In fact, the holidays may be the hardest part of life in general (other than major illnesses and tragedies, of course). Or unless you're a man. For us womenfolk, the holidays are all about planning, shopping, cleaning, cooking, baking, worrying, obsessing, perfecting, stressing, decorating and, oftentimes, peacemaking. Sometimes, there is drinking. For men, it's usually about the football.
That's because we're all trying to achieve the impossible -- we're either trying to recreate the perfect holidays of the memories of our youth, or we're trying to invent the ones we never had. The ones we see on TV, that mythical perfect holiday dinner with the turkey in the center of the table with the white table cloth with everybody smiling and happy.
I have wonderful memories of Thanksgiving and Christmas dinners at my Grannie's house, which was next door to our trailer. Grannie had a huge oval wooden table that she set meticulously with the lace tablecloth hand-crocheted by Grandpa's sister, Aunt Irma Lee, her fine china and silver that had been passed down for generations and crystal goblets. A plantation child, Grannie also had cool little antique gadgets, like a crystal knife rest which kept the butter from getting on the tablecloth, and individual salt and pepper wells.

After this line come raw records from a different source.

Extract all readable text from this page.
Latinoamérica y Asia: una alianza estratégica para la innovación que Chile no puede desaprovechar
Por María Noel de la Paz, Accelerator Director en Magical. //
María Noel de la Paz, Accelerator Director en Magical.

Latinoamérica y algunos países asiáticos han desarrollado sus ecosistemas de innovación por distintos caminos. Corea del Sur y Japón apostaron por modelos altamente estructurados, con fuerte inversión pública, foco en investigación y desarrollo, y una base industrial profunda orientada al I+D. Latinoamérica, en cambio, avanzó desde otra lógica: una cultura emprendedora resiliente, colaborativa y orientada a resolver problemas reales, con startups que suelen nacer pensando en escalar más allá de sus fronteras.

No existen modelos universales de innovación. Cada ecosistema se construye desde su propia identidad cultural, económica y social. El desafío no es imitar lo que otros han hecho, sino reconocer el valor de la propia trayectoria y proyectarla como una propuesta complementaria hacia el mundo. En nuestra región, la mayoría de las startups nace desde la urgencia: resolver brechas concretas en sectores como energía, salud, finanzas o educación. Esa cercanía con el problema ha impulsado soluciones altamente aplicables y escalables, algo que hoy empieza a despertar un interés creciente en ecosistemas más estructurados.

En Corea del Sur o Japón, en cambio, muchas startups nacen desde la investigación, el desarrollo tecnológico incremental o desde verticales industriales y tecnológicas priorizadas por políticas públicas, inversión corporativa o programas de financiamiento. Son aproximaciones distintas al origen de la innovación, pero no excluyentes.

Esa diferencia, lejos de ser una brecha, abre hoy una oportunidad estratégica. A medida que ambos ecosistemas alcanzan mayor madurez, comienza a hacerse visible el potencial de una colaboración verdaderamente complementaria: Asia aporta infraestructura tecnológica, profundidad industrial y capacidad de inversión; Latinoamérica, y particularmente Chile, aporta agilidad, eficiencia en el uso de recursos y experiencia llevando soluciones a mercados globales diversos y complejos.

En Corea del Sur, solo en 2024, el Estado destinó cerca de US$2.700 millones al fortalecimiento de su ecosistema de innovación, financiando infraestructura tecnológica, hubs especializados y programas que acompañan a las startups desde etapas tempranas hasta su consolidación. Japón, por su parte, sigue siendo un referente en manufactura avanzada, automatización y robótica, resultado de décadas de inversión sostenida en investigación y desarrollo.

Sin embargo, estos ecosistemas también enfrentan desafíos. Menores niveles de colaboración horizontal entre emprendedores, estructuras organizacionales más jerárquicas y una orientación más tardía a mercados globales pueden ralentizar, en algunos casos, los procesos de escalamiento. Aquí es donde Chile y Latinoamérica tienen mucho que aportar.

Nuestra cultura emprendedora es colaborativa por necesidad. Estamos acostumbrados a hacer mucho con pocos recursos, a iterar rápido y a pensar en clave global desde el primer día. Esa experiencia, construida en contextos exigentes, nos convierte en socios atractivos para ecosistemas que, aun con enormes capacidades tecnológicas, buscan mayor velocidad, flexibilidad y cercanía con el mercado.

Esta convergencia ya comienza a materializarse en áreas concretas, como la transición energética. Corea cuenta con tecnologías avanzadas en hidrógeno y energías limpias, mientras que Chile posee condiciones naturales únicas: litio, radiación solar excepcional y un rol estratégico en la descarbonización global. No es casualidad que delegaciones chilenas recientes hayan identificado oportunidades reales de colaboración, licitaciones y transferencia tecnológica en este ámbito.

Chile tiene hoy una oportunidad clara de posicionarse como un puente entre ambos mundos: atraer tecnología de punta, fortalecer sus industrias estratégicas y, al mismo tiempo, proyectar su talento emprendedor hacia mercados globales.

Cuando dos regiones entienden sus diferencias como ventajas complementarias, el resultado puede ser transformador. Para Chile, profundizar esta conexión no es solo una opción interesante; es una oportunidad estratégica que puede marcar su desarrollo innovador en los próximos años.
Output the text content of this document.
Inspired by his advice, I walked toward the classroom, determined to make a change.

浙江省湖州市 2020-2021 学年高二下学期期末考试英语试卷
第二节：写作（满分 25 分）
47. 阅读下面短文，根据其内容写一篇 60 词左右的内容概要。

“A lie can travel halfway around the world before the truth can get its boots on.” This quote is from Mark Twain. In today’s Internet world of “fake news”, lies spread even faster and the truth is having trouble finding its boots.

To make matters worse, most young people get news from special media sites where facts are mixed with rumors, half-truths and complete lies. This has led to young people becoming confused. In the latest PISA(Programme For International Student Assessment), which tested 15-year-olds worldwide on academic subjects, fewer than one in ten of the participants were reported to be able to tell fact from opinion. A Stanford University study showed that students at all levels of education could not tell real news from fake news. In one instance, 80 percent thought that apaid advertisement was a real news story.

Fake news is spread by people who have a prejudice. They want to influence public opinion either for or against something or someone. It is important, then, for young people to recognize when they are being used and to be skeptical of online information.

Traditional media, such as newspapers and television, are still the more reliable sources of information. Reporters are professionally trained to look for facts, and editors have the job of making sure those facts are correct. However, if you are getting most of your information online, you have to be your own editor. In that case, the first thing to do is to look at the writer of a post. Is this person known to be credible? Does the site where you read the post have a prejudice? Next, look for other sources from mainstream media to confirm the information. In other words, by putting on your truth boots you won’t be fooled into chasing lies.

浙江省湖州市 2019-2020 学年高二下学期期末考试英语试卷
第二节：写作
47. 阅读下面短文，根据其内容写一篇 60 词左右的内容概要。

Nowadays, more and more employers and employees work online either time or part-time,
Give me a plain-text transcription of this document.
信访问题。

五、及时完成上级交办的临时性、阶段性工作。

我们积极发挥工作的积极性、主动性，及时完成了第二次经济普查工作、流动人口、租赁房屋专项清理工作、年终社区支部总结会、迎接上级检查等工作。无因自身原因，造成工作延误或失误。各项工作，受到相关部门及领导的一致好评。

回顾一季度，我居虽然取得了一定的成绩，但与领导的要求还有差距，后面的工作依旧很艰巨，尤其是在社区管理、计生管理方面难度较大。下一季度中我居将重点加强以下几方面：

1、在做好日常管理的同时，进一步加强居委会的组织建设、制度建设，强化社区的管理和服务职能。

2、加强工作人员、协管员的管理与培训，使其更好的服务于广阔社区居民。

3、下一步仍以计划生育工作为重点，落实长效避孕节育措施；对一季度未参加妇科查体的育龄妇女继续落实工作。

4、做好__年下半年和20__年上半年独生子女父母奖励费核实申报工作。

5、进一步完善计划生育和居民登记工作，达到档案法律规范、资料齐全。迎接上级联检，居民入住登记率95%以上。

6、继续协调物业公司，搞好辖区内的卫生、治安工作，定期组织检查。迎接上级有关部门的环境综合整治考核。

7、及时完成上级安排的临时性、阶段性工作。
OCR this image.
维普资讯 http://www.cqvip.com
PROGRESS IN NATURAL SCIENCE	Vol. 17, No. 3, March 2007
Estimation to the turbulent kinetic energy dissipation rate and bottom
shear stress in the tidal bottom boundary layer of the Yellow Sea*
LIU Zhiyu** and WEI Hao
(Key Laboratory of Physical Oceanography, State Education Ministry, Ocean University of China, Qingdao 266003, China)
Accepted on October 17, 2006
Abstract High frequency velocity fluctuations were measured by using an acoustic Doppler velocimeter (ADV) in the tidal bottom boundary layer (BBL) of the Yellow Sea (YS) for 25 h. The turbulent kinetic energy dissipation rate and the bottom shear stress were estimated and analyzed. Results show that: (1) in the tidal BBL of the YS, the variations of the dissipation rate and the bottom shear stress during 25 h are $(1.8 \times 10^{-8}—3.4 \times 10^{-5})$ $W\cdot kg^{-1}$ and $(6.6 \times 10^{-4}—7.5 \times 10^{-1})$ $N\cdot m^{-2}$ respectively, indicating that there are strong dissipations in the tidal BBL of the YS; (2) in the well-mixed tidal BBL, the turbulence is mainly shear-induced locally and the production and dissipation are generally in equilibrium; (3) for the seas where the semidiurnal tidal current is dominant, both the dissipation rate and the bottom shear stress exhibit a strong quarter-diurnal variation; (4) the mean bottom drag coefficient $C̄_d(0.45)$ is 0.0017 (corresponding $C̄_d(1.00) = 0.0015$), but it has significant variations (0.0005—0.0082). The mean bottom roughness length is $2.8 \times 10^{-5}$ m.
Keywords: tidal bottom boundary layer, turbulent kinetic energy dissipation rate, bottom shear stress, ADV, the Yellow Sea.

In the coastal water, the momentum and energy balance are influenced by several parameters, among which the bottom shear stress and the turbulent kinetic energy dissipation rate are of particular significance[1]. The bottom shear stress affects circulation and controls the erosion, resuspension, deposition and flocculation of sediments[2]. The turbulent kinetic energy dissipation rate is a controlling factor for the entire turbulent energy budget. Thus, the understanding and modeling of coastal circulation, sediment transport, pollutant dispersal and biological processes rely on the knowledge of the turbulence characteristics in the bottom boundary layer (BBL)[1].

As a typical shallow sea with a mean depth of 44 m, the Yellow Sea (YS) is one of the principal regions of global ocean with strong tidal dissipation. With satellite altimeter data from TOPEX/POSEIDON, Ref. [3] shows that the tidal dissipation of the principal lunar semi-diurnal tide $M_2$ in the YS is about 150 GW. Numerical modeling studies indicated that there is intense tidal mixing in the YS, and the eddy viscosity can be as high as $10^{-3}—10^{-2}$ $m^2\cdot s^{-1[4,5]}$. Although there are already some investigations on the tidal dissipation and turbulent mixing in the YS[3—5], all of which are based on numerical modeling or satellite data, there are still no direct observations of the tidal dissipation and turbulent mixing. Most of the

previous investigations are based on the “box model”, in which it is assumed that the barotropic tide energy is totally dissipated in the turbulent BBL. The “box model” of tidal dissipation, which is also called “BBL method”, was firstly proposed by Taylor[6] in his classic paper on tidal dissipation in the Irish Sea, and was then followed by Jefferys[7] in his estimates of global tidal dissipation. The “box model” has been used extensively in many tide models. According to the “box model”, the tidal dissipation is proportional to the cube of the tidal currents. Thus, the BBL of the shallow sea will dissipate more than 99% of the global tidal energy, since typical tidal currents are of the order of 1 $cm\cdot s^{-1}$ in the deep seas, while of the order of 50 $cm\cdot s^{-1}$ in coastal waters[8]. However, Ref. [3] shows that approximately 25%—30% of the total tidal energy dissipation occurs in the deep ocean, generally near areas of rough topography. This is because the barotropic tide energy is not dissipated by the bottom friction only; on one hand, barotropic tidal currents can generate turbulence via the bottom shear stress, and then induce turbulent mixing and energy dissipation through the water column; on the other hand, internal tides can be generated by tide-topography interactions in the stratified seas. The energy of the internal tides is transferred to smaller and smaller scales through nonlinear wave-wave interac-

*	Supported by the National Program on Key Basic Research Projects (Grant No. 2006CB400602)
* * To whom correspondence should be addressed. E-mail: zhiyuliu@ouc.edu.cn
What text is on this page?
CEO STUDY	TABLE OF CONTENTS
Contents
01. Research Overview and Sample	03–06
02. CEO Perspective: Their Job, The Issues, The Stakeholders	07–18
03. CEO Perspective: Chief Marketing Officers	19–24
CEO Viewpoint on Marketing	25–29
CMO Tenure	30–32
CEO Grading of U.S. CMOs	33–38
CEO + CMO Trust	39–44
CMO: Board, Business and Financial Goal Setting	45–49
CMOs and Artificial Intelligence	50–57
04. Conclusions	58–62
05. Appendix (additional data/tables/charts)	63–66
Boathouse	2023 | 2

The adults would drink wine (probably Boone's Farm, but OK), and my brother and I would get grape juice to pretend. Grandpa would repeatedly warn us not to back our chairs into the glass china closet, and we would eat our turkey, cranberry jelly, sweet potatoes with the little marshmallows melted on top, Grannie's oyster dressing, cornbread dressing, peas, fruit salad and brown and serve rolls. My sister, the oldest, would make cherry pies that my brother and I loved.
And yes, I have tried to recreate those meals in my own house with my own husband and children. I have Grannie's lace tablecloth, but it's too tattered to use anymore. And I set my own meticulous table with my own wedding china and crystal and my great-grandparents' silverware. It's my version of Norman Rockwell.
But when my daughter was about 6 or 7, she asked us why we don't put the turkey on the table all pretty like they do on TV. It was our custom to bring the turkey slices to the table on a large platter, after my father-in-law had taken it the bird into the laundry room to carve it up with the electric knife. So we humored her. The Coach brought the big, brown beautiful bird to the table, we oohed and aahed for a moment, then Pappy took it to the laundry room to cut up.
Of course, when it comes to the holidays, the most important thing is family. But that's also the most difficult part of getting, being and staying married. Just like on your wedding day, sides must be chosen. Lines must be drawn.
At whose house are you going to eat on Thanksgiving? On Christmas? Where will you eat dessert? And it starts even before the wedding. I've seen my stepdaughter and stepson sit at a table already rubbing their too-full bellies because they're trying to give a little to everyone and make everybody happy. It can't be done.
I can clearly remember the last time I had a holiday dinner with my own family -- my mom, my stepdad, my sister and her husband, my brother, his wife and their children. It was November, 2000. The woman who had promised to let us adopt her child had just reunited with her boyfriend. Our nursery was all decorated, but remained empty.
My family, feeling sorry for me, came to my house and let me cook for them. It was nice. We all got along. We made wonderful memories. We were blessed with our baby girl just two months later. But my brother would not live to see another Thanksgiving.
All the others have been about my husband's family -- his parents, his children. And, because that's the way we decided to roll, his ex wife, her husband, his children, Later, it came to include my stepson's wife and her parents. Yes, they'll all be coming to my little house on Thanksgiving. We'll go to the ex wife's house on Christmas Eve. Last year was the opposite.
In the early days, I capitulated. I let her have Thanksgiving at her house in exchange for Christmas. That was fine. My mom even lived in the same town in Mississippi, so it was easy to go there. Except for Lora's first Thanksgiving. She needed a nap before the big meal. The mothers refused to allow it and repeatedly questioned why in the world I thought my child should take a nap. They found out when she fell asleep at the table during dinner.
They would then come to my house for Christmas. But of course, it was still "her" holiday. She actually said that one time. "This is MY Christmas." The "not yours" was left unspoken. So we cooked her way. We went to church at her time (4:30 p.m. on Christmas Eve, which I hated). We woke up when she decided. And we ate what and when she demanded.
Then Hurricane Katrina hit and the in-laws lost everything and moved in with us. I still did my best to let her have "her" holiday.
Now I don't have to.
My Thanksgiving will be in my house, cooked in my tiny kitchen (without a dishwasher mind you) and served on my table with my china and silver -- just like my Grannie used to do. I'm trying to create memories for my daughter, traditions that she will want to carry on to her family -- but probably have to give up once she gets married.
That's just the way it is. Pick your battles, hon.